Fraser appelle "contre-publics subalternes" ces groupes sociaux n'exerçant pas le pouvoir, souffrant des inégalités sociales, et relégués hors de l'espace public. Ils doivent se trouver des espaces alternatifs, des lieux parallèles, pour pouvoir mieux comprendre leurs propres intérêts, se donner des méthodes de réflexion, développer des stratégies de lutte (mouvement ouvrier, luttes pour les droits civiques aux États-Unis, mouvement féministe tout au long de l'histoire, etc.).

L'exemple des Gilets Jaunes est éclairant : des fractions des classes moyennes et des catégories populaires discutent et s'organisent grâce à la fonctionnalité "groupe" de Facebook, puis en se rencontrant sur les ronds-points. Ils constatent qu’ils sont quasi invisibles dans l’espace public, et qu'on parle à leur place. En se coordonnant ainsi, ils se constituent en un contre-public ayant ses propres arènes de débats, sa culture, ses stratégies.

Internet est un formidable espace (le “cyberespace”) où les contre-publics peuvent se constituer, s'identifier, conformément aux analyses de Fraser :

Ils constituent des arènes discursives parallèles dans lesquelles les membres des groupes sociaux subordonnés élaborent et diffusent des contre-discours, afin de formuler leur propre interprétation de leurs identités, leurs intérêts et leurs besoins. (Repenser la sphère publique, trad. 2001)

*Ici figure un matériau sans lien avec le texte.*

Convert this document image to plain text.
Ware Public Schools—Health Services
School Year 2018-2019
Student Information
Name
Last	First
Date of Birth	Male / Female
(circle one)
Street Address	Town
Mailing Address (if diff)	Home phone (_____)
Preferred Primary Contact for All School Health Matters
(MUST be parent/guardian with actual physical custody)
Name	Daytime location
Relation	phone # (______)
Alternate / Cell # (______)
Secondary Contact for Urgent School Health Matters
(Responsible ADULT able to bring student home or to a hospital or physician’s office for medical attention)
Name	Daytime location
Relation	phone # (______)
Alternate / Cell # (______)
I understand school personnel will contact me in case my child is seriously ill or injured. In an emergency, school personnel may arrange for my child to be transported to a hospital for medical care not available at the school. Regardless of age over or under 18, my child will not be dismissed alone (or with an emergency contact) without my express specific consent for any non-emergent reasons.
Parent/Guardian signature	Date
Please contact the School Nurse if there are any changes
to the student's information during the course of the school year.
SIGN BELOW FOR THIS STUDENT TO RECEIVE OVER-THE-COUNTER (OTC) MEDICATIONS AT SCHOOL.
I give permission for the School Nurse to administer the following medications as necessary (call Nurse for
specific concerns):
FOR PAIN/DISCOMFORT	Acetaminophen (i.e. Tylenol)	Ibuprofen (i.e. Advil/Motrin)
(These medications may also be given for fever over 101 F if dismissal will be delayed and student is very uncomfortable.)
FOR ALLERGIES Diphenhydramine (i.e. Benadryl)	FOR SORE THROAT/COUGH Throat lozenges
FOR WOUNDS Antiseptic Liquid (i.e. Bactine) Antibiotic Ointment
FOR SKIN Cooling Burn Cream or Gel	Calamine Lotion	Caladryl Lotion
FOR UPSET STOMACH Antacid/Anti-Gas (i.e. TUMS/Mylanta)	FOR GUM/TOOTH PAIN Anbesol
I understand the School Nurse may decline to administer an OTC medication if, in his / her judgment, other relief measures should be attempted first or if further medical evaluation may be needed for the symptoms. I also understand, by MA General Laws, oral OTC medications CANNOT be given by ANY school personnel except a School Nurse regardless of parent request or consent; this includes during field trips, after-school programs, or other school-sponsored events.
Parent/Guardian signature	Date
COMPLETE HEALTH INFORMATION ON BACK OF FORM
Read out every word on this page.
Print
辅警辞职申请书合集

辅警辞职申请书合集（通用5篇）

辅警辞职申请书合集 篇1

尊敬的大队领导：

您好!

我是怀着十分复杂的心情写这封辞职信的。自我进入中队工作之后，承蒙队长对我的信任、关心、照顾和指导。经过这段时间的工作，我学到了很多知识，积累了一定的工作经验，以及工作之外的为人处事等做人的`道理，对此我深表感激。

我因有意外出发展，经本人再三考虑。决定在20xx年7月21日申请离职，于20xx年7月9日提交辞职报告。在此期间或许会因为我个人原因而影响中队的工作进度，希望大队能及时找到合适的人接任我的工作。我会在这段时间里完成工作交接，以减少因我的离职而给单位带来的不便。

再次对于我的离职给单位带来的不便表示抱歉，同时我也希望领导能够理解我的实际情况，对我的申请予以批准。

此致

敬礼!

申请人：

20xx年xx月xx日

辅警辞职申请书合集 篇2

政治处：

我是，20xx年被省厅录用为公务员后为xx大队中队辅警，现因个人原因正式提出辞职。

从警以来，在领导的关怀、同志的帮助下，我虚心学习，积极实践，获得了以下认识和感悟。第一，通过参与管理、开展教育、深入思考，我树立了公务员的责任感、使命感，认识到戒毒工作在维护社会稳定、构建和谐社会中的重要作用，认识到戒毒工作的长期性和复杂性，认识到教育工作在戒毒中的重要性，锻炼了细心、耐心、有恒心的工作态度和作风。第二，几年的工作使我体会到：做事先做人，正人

Ces arènes parallèles permettent de bâtir des stratégies pour se faire entendre dans l’espace public. L’usage militant des réseaux sociaux aura par exemple permis de faire émerger dans l’espace médiatique le sujet des violences policières et de le faire (timidement) évoquer comme problème public à partir de 2020 :

Or les acteurs de l'espace public classique (politiques, journalistes, communicants, etc.) ont aussi investi le cyberespace. Une partie du web est à l’intersection de l’espace public officiel et des contre-publics. La confrontation entre ces différentes cultures est inévitable (sur les réseaux sociaux, on prend la parole sans y être autorisé, on aborde les sujets qu’on a choisis, on parle sous pseudonyme, etc.).

Les réactions des importants et des installés en disent long : tantôt ils ne comprennent pas et se contentent de mépriser (typiquement, en moquant l’orthographe de leurs interlocuteurs), tantôt ils comprennent très bien ce qui se joue, et sentent qu'on s’en prend à leur pouvoir. Ils s’aperçoivent qu’une menace pèse sur leur rente de situation communicationnelle et sur leur pouvoir de décider de qui a le droit de rentrer dans l’espace public. Eux qu’on voit partout, qui s'expriment partout, découvrent que d'autres groupes sociaux viennent leur contester l'exclusivité de la parole publique.